In recent months, some Pacific island nations that kept the virus out by their geographic isolation have recorded outbreaks. Only tiny Tuvalu, with a population around 12,000, has escaped the virus so far, while a few other nations – Nauru, Micronesia and Marshall Islands – have stopped cases at their borders and avoided community outbreaks.

North Korea’s confirmed outbreak comes as China — its close ally and trading partner — battles its biggest outbreak of the pandemic.

North Korea in January tentatively reopened railroad freight traffic between its border town of Sinuiju and China’s Dandong for the first time in two years, but China halted the trade last month due to an outbreak in Liaoning province, which borders North Korea.

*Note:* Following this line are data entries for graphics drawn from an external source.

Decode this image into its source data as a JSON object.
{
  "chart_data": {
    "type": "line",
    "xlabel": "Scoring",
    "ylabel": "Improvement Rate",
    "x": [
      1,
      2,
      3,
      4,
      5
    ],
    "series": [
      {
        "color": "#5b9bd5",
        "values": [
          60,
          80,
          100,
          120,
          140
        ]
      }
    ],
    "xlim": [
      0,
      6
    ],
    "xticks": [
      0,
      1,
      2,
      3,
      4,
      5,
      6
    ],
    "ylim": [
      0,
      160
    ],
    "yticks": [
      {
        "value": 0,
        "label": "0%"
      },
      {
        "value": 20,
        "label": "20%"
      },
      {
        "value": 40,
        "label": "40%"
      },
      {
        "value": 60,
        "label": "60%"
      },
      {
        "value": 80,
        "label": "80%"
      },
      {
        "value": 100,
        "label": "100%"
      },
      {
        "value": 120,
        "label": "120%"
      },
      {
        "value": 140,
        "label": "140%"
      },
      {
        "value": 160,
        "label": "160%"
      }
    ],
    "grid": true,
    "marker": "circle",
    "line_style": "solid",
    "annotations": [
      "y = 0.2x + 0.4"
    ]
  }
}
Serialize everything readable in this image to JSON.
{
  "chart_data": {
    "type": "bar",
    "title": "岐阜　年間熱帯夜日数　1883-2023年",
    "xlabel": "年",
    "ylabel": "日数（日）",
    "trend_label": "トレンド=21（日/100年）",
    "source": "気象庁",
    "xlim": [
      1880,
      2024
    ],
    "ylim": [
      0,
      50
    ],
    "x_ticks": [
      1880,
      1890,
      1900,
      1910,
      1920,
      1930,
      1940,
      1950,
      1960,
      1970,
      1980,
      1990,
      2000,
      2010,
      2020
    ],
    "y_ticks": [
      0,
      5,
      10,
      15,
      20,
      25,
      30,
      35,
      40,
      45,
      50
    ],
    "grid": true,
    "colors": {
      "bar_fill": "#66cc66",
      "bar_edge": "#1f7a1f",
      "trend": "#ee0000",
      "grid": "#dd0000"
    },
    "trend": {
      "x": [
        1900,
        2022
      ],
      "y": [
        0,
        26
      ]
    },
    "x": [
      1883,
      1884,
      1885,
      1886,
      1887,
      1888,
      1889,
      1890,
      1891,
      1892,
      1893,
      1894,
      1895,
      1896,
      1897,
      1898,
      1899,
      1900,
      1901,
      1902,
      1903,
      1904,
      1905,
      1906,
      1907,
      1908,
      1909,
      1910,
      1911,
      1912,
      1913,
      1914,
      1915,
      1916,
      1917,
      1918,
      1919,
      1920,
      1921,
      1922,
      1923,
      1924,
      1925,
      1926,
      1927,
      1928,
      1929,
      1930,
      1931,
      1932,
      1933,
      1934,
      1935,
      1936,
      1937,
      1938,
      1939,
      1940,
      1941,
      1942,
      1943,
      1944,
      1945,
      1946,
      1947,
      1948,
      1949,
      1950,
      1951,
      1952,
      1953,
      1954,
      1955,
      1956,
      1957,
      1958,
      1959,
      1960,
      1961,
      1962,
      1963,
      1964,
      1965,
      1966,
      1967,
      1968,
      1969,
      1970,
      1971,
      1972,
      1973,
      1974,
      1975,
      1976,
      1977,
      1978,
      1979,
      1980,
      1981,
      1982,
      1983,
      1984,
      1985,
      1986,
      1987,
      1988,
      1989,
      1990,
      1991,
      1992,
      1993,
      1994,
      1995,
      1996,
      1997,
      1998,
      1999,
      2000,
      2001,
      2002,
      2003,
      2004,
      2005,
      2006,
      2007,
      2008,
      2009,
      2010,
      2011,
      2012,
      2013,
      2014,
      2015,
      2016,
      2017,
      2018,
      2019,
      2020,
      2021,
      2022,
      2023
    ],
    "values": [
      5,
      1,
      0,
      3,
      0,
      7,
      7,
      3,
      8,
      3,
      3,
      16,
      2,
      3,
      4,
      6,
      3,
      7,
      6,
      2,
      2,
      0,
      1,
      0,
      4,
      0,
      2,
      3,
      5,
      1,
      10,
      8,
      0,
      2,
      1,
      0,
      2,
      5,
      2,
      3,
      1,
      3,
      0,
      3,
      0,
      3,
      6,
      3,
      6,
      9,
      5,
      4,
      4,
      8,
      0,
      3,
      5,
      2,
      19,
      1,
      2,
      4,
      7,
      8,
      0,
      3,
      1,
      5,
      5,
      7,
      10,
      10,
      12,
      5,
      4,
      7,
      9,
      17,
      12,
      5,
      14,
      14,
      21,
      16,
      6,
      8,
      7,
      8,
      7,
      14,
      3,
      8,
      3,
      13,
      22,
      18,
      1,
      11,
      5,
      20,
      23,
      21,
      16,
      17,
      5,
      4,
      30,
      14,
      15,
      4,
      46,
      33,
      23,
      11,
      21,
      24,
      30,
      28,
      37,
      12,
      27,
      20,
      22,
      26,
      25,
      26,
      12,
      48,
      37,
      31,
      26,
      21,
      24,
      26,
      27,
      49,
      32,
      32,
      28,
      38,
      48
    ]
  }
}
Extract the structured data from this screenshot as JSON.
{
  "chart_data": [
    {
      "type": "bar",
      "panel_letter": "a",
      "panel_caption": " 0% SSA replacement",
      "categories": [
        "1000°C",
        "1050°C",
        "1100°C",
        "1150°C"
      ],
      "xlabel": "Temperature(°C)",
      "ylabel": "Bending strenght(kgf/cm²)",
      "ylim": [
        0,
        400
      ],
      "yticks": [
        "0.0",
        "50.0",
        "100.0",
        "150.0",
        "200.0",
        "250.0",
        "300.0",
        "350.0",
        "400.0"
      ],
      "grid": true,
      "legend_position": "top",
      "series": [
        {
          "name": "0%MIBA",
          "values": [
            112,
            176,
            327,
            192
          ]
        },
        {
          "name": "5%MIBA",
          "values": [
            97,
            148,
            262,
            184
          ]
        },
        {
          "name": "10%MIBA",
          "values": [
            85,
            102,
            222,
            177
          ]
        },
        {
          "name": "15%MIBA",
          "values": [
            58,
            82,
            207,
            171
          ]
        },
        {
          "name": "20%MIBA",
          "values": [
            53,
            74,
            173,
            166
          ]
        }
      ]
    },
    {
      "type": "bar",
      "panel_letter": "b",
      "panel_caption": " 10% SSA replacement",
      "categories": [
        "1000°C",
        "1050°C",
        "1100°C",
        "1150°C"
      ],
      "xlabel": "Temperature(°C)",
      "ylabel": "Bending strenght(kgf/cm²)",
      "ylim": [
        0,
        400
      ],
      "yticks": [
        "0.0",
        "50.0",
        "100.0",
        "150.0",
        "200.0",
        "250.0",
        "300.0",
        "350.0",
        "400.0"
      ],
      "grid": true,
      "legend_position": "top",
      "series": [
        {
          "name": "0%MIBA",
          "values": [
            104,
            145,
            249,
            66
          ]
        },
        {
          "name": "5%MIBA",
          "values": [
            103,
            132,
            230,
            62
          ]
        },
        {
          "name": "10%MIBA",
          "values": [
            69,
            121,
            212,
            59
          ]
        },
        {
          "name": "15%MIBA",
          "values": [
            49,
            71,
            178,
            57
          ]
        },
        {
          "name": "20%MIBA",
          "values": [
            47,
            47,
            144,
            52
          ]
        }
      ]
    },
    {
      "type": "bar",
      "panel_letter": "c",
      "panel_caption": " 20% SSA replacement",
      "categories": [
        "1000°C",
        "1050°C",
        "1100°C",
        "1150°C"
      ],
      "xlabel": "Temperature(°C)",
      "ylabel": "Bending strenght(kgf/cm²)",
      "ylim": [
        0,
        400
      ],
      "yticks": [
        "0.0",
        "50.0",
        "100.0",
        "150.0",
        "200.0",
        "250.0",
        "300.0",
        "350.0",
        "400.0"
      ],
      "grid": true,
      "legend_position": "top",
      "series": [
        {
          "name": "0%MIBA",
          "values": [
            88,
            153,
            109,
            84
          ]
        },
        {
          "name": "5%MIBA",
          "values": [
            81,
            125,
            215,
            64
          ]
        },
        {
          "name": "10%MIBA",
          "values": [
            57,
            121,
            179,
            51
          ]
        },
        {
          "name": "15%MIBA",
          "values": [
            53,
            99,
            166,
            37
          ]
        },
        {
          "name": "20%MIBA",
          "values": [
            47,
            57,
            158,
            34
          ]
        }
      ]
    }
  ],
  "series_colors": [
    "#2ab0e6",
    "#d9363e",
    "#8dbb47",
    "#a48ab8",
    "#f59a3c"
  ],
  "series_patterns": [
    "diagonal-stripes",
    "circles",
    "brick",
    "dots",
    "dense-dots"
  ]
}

Most of the Liaoning city of Dandong has been under lockdown since late April, and in another city, Yingkou, 78 new cases were found Wednesday. Another border province, Jilin, had a major outbreak earlier with tens of thousands of cases, but that has largely receded.

The outbreaks in northeastern China have been overshadowed by the huge outbreak that has locked down Shanghai for weeks, as well as a small outbreak in Beijing that has prompted a raft of pandemic-related restrictions in the nation’s capital.

It’s unusual for North Korea to admit the outbreak of any infectious disease though Kim has occasionally been candid about national and social problems and policy failures.

During a flu pandemic in 2009 when the country was ruled by his father, Kim Jong Il, North Korea said that nine people in Pyongyang and the northwestern border town of Sinuiju had contracted the flu. Some outside experts said at the time the admission was aimed at winning outside aid.

Experts say Kim Jong Un still hasn’t publicly asked for any aid including COVID-19 vaccines from the United States and South Korea amid the prolonged stalemate in nuclear diplomacy.